In fact, Barry’s Model A Ford hot rod coupe took the first-place trophy at the Manawa Downtown Car Show the very night he dragged the car home from another state. The five-window coupe is a drag racer known as the “Flying A Gasser.” The car ran in B/Gas drag racing classes in the ‘60s-‘70s and looks like it drove right out of that era and into 2021 through some magical time machine that takes cars from the past into today.
If you peek inside this authentic barnstormer you’ll see stickers from the various drag strips it ran at wrapped around the roll bar tubing. One sticker that’s shaped like the United States map is from the National Championship races at Detroit, Mich., held there long-ago on Sept. 3-7. There’s a sticker with a rail dragster on it from Milan Speedway in Milan, Mich. and an oval-shaped red, white and blue contestant sticker from the 20th annual championship drags in Indianapolis in 1974. The newest sticker dates from 1980.

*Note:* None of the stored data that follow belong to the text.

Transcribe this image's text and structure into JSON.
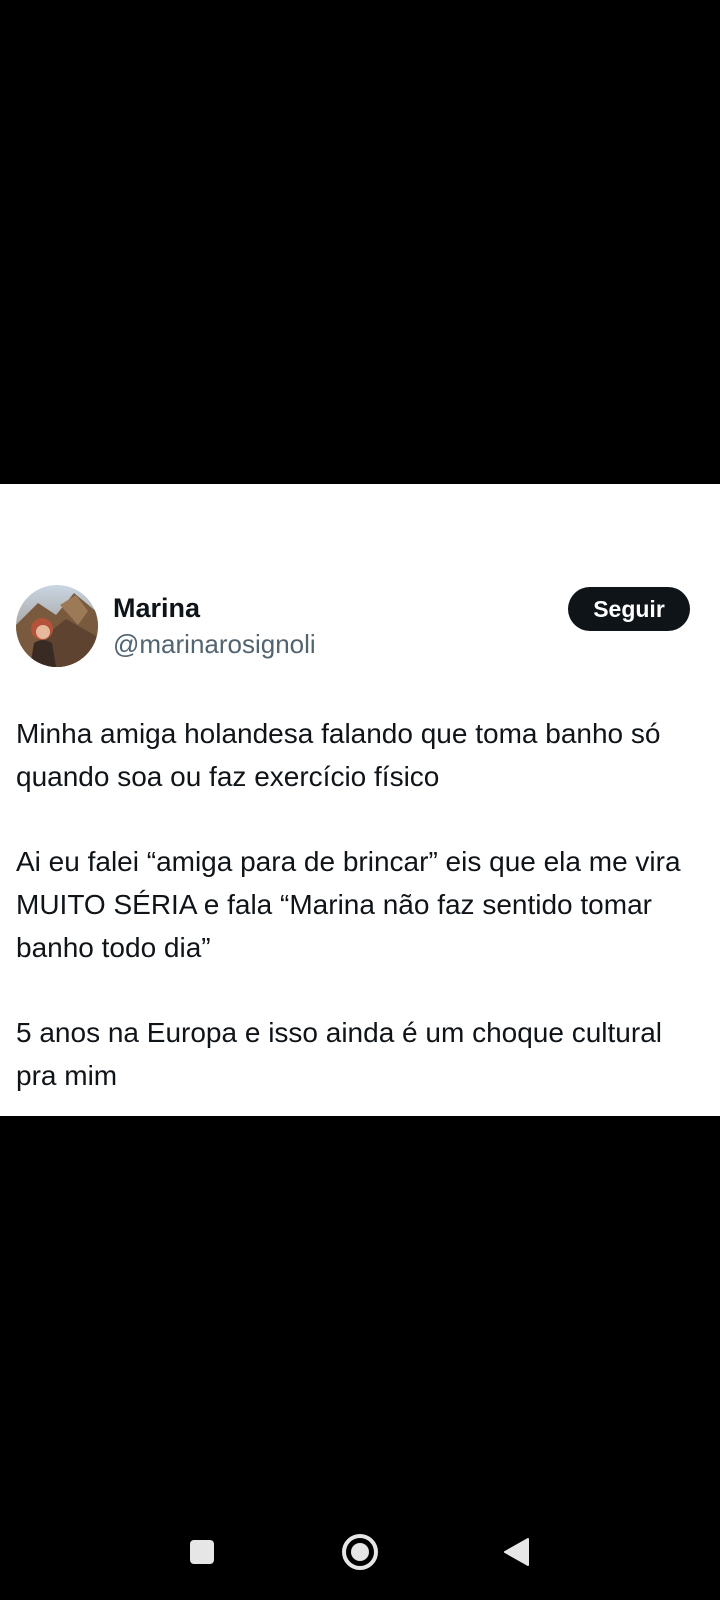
{
  "tweet": {
    "author": {
      "display_name": "Marina",
      "handle": "@marinarosignoli"
    },
    "follow_label": "Seguir",
    "paragraphs": [
      "Minha amiga holandesa falando que toma banho só quando soa ou faz exercício físico",
      "Ai eu falei “amiga para de brincar” eis que ela me vira MUITO SÉRIA e fala “Marina não faz sentido tomar banho todo dia”",
      "5 anos na Europa e isso ainda é um choque cultural pra mim"
    ]
  },
  "navbar": {
    "icons": [
      "recents-icon",
      "home-icon",
      "back-icon"
    ]
  },
  "colors": {
    "background": "#000000",
    "card": "#ffffff",
    "text_primary": "#0f1419",
    "text_secondary": "#536471",
    "button_bg": "#0f1419",
    "nav_icon": "#e6e6e6"
  }
}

White lettering on the side of the hood announces that there’s a 427-cu. in. V-8 lurking there. Naturally, the front suspension is set up “straight-axle” style with smaller Moroso tires on slot-type mag wheels. The “beer barrel” fuel tank is mounted between the front fender aprons, above the transverse leaf spring. Airplane type front shock absorbers keep the ride as smooth as possibly can be expected with a speeding drag racing car.
To lighten the coupe up for speed runs, holes were drilled in the front fenders, the lower edge of the hood lid and in the cadet visor above the windshield. The black metal running boards also have four rows of holes drilled in them. They must have done some good, because Bartz’s window sign indicates the car turned in a 130-mph, 12.20-second run. The sign asked when the 1930 Ford had been acquired and Barry wrote in “Today!”
Other features of the fast Ford include a black-finished hood scoop, drag slicks on the rear, a cowl-mounted tach, a dashboard-mounted fan and the aforementioned roll bar. It has a B & M straight-line shifter mounted near the shell style bucket seats. Updated instruments are neatly set into the chromed Model A instrument cluster. The date that Barry Bartz brought the car home was July 30, 2021. By Aug. 22, he had changed the wording on the cowl from “Tim Tuned” to “Big Time Racing” and he was doing wheel stand runs against Greg Stelse’s “Joker” ’57 Pontiac at Wisconsin International Raceway in Kaukauna, Wis. Which proves that “old race cars never die . . . they just drag away.”